On March 4, 2021 Tolliver and Ross sent a letter to the New York City Department of Housing Preservation and Development on Esplanade letterhead inquiring into the status of succession rights of a shareholder as well as an inquiry as to the addition of a non-Board member’s addition to a stock certificate. Further, the e-mail address from which they sent the March 4 letter, “firstname.lastname@example.org” was an e-mail address that was never used or authorized by Esplanade or the Board. Counsel for the Board was subsequently informed of that correspondence and, as a result, the Board held a meeting on March 16, 2021, at which both Tolliver and Ross were present. At the meeting a resolution was adopted to give the them a 14-day notice regarding their possible removal.
On March 19, 2021, Tolliver and Ross were given a 14-day notice of discussion of their possible removal from the Board. The notice specifically advised that a Board meeting would be held on April 6, 2021 to discuss the possible removal of both of them based upon their discussion and dissemination of personal and confidential information. Tolliver and Ross were terminated by the Board on April 7, 2021.
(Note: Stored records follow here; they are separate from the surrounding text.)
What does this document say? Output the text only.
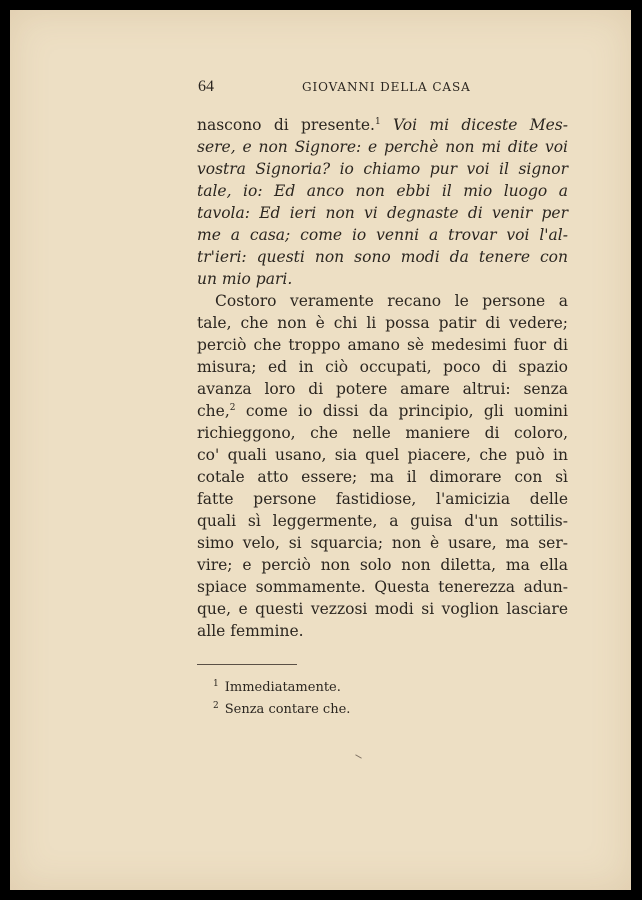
64	GIOVANNI DELLA CASA
nascono di presente.$^1$ Voi mi diceste Mes-
sere, e non Signore: e perchè non mi dite voi
vostra Signoria? io chiamo pur voi il signor
tale, io: Ed anco non ebbi il mio luogo a
tavola: Ed ieri non vi degnaste di venir per
me a casa; come io venni a trovar voi l'al-
tr'ieri: questi non sono modi da tenere con
un mio pari.
Costoro veramente recano le persone a
tale, che non è chi li possa patir di vedere;
perciò che troppo amano sè medesimi fuor di
misura; ed in ciò occupati, poco di spazio
avanza loro di potere amare altrui: senza
che,$^2$ come io dissi da principio, gli uomini
richieggono, che nelle maniere di coloro,
co' quali usano, sia quel piacere, che può in
cotale atto essere; ma il dimorare con sì
fatte persone fastidiose, l'amicizia delle
quali sì leggermente, a guisa d'un sottilis-
simo velo, si squarcia; non è usare, ma ser-
vire; e perciò non solo non diletta, ma ella
spiace sommamente. Questa tenerezza adun-
que, e questi vezzosi modi si voglion lasciare
alle femmine.
$^1$ Immediatamente.
$^2$ Senza contare che.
There were also allegations by the Board that Tolliver and Ross disseminated confidential information to Madison Security Group prior to the termination of Madison as the security contractor for Esplanade in April 2021.
There was no dispute that the business judgment rule applied to the proceeding. That rule applied to decisions of residential-cooperative boards and requires a Court to defer to board determinations so long as the board acted for the purpose of the cooperative, within the scope of its authority, and in good faith. As such, the Court’s role was limited to determining whether the Board’s actions, specifically removing Tolliver and Ross as directors, were made in good faith, for a corporate purpose, and within the scope of its authority.
The Court found that the Board demonstrated the good faith and corporate purpose required. It was undisputed that on July 29, 2020, the President of the Board of Directors informed the Board members that they could not use the corporate letterhead without permission of the Board. Nevertheless, Tolliver and Ross used the letterhead, without the permission of the Board, and wrote to HPD inquiring about the status of the succession rights of another member of the Board. In that letter, which listed the officers of the Board with neither knowledge nor authorization from the Board, Tolliver and Ross identified themselves as Board members. The letter also included information that identified individuals other than the Board member.
There was some question of whether Tolliver and Ross further disseminated confidential information through communications with Madison–which was not proven. But the Board’s actions of removing Tolliver and Ross for their surreptitious and unauthorized use of letterhead of the Board, as well as confidential information regarding the succession rights of a Board member shareholder, satisfied the good faith and corporate purpose as required under the business judgment rule.
There did not appear to be any dispute that the procedures followed by the Board were consistent with the by-laws of Esplanade. As such, there did not appear to be any dispute that removing Board members was within the scope of the Board’s authority.